Het was heel warm. [Uit: Musch, p. 24]
De dagboeken van graaf Willem Frederik zijn in 1995 uitgegeven onder de titel Gloria Parendi. Een digitale versie is beschikbaar in DBNL. De dagboeken behelzen de jaren 1643-1654. Helaas ontbreekt het jaar 1650. Vermoedelijk is het door de graaf eigenhandig vernietigd.
De dagboekfragmenten van graaf Willem Frederik in Musch zijn niet oorspronkelijk en toch ook weer wel. Dat wil zeggen: ik [JMvT] heb ze samengesteld uit zinnetjes die de graaf zelf geschreven heeft. Vaak heb ik daar teksten uit Glori Parendi voor gebruikt, maar een enkele keer ook teksten die graaf Willem Frederik in brieven geschreven heeft.
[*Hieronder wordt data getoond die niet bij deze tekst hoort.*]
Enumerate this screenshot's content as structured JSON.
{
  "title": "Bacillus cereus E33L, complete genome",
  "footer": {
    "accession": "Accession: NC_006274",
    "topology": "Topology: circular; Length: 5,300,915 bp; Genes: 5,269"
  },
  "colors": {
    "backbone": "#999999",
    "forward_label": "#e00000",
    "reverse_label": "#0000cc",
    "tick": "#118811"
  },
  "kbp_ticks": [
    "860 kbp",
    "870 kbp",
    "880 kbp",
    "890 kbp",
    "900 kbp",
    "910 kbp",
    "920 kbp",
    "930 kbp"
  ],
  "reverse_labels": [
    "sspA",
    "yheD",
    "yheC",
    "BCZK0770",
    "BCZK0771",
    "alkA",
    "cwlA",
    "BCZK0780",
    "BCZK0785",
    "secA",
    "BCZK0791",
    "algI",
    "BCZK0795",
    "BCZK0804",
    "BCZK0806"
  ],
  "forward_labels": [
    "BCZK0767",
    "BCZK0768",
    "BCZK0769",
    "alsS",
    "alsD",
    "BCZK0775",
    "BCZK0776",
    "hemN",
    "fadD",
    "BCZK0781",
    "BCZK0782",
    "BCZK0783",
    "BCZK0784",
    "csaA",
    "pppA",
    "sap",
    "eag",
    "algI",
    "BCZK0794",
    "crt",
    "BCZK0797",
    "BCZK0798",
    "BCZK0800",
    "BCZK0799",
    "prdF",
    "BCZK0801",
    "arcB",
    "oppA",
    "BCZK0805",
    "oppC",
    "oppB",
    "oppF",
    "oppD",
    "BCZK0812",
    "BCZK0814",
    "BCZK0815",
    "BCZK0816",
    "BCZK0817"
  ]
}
De zin ‘Gebeden dat op alle plannen Gods zegen moge rusten en dat de afloop gunstig zal zijn, opdat Gods kerk, Zijne Hoogheids Huis en het gehele land bloeie als nooit tevoren‘ komt uit een briefje dat graaf Willem Frederik op vrijdag 29 juli 1650 schreef aan prins Willem II. De brieven van graaf Willem Frederik zijn online te vinden bij de Archives ou correspondance inédite de la maison d’Orange-Nassau van Groen van Prinsterer.